On 1/11/19 7:40 PM, Robert Haas wrote: > On Fri, Jan 11, 2019 at 5:21 AM Magnus Hagander <magnus@hagander.net> wrote: >> Would it make sense to add a column to pg_stat_database showing >> the total number of checksum errors that have occurred in a database? >> >> It's really a ">1 means it's bad", but it's a lot easier to monitor >> that in the statistics views, and given how much a lot of people >> set their systems out to log, it's far too easy to miss individual >> checksum matches in the logs. >> >> If we track it at the database level, I don't think the overhead >> of adding one more counter would be very high either. > > It's probably not the idea way to track it. If you have a terabyte or > fifty of data, and you see that you have some checksum failures, good > luck finding the offending blocks. >
Isn't that somewhat similar to deadlocks, which we also track in pg_stat_database? The number of deadlocks is rather useless on it's own, you need to dive into the server log to find the details. Same for checksum errors.

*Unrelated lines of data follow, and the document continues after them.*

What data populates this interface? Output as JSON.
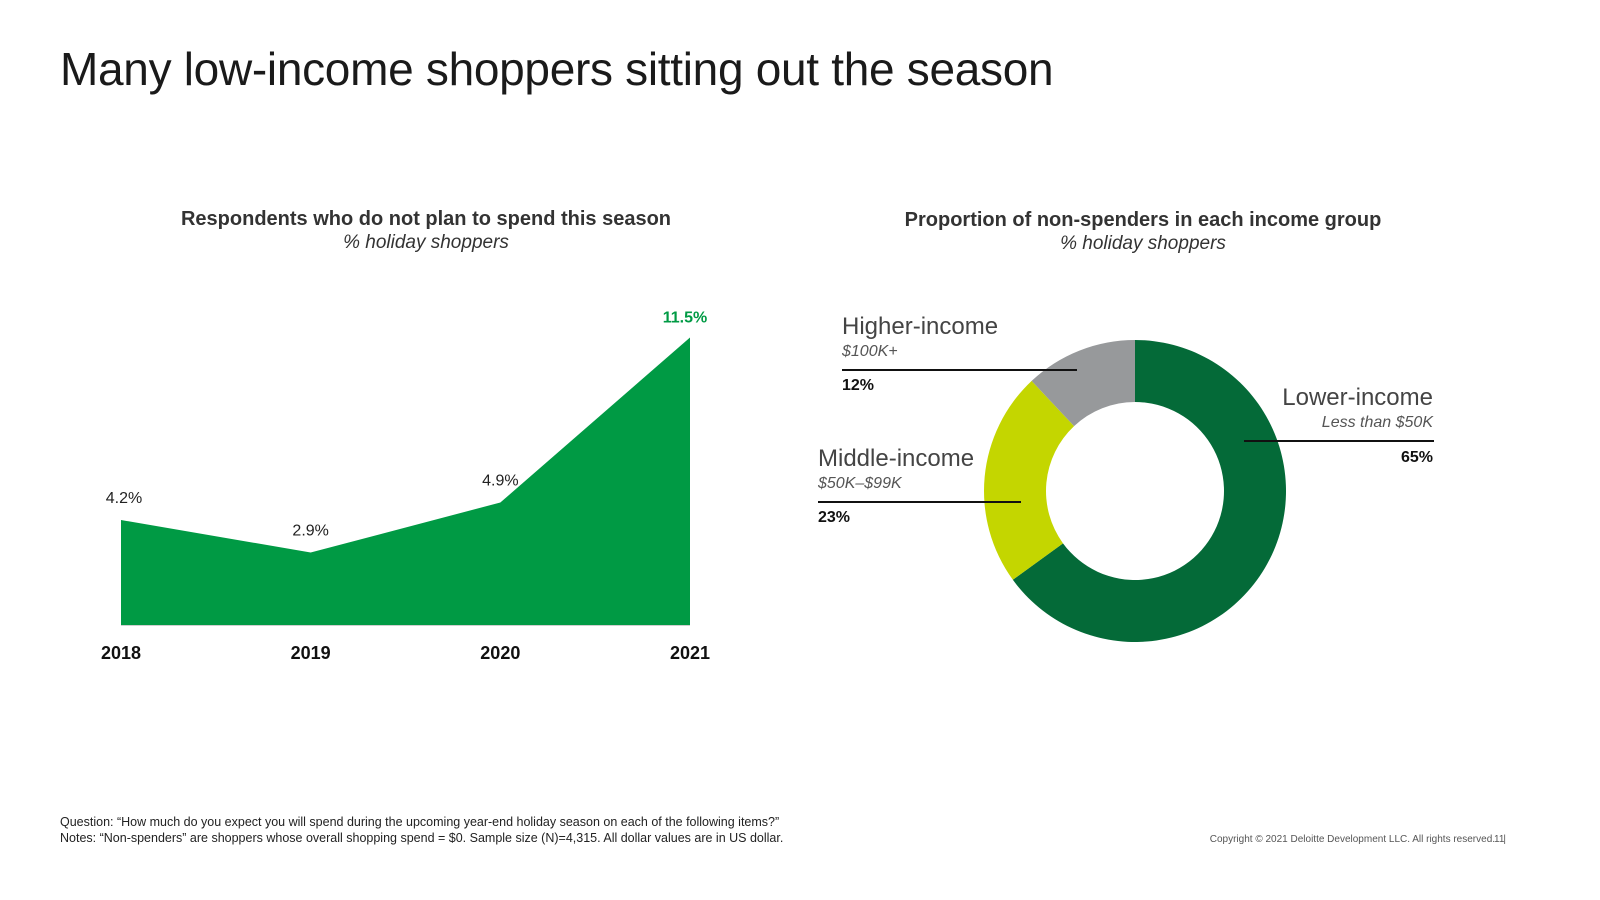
{
  "title": "Many low-income shoppers sitting out the season",
  "chart_data": [
    {
      "type": "area",
      "title": "Respondents who do not plan to spend this season",
      "subtitle": "% holiday shoppers",
      "categories": [
        "2018",
        "2019",
        "2020",
        "2021"
      ],
      "values": [
        4.2,
        2.9,
        4.9,
        11.5
      ],
      "labels": [
        "4.2%",
        "2.9%",
        "4.9%",
        "11.5%"
      ],
      "ylim": [
        0,
        12
      ],
      "color": "#009A44",
      "highlight_color": "#009A44"
    },
    {
      "type": "pie",
      "title": "Proportion of non-spenders in each income group",
      "subtitle": "% holiday shoppers",
      "segments": [
        {
          "name": "Lower-income",
          "range": "Less than $50K",
          "value": 65,
          "label": "65%",
          "color": "#046A38"
        },
        {
          "name": "Middle-income",
          "range": "$50K–$99K",
          "value": 23,
          "label": "23%",
          "color": "#C4D600"
        },
        {
          "name": "Higher-income",
          "range": "$100K+",
          "value": 12,
          "label": "12%",
          "color": "#97999B"
        }
      ]
    }
  ],
  "footnotes": {
    "question": "Question: “How much do you expect you will spend during the upcoming year-end holiday season on each of the following items?”",
    "notes": "Notes: “Non-spenders” are shoppers whose overall shopping spend = $0. Sample size (N)=4,315. All dollar values are in US dollar."
  },
  "copyright": "Copyright © 2021 Deloitte Development LLC. All rights reserved.",
  "separator": "|",
  "page_number": "11"
}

It is a bit similar yeah. Though a checksum counter is really a "you need to look at fixing this right away" in a bit more sense than deadlocks. But yes, the fact that we already tracks deadlocks there is a good example. (Of course, I believe I added that one at some point as well, so I'm clearly biased there)
> But I'm tentatively in favor of your proposal anyway, because it's > pretty simple and cheap and might help people, and doing something > noticeably better is probably annoyingly complicated. >
+1
Yeah, that's the idea behind it -- it's cheap, and an early-warning-indicator.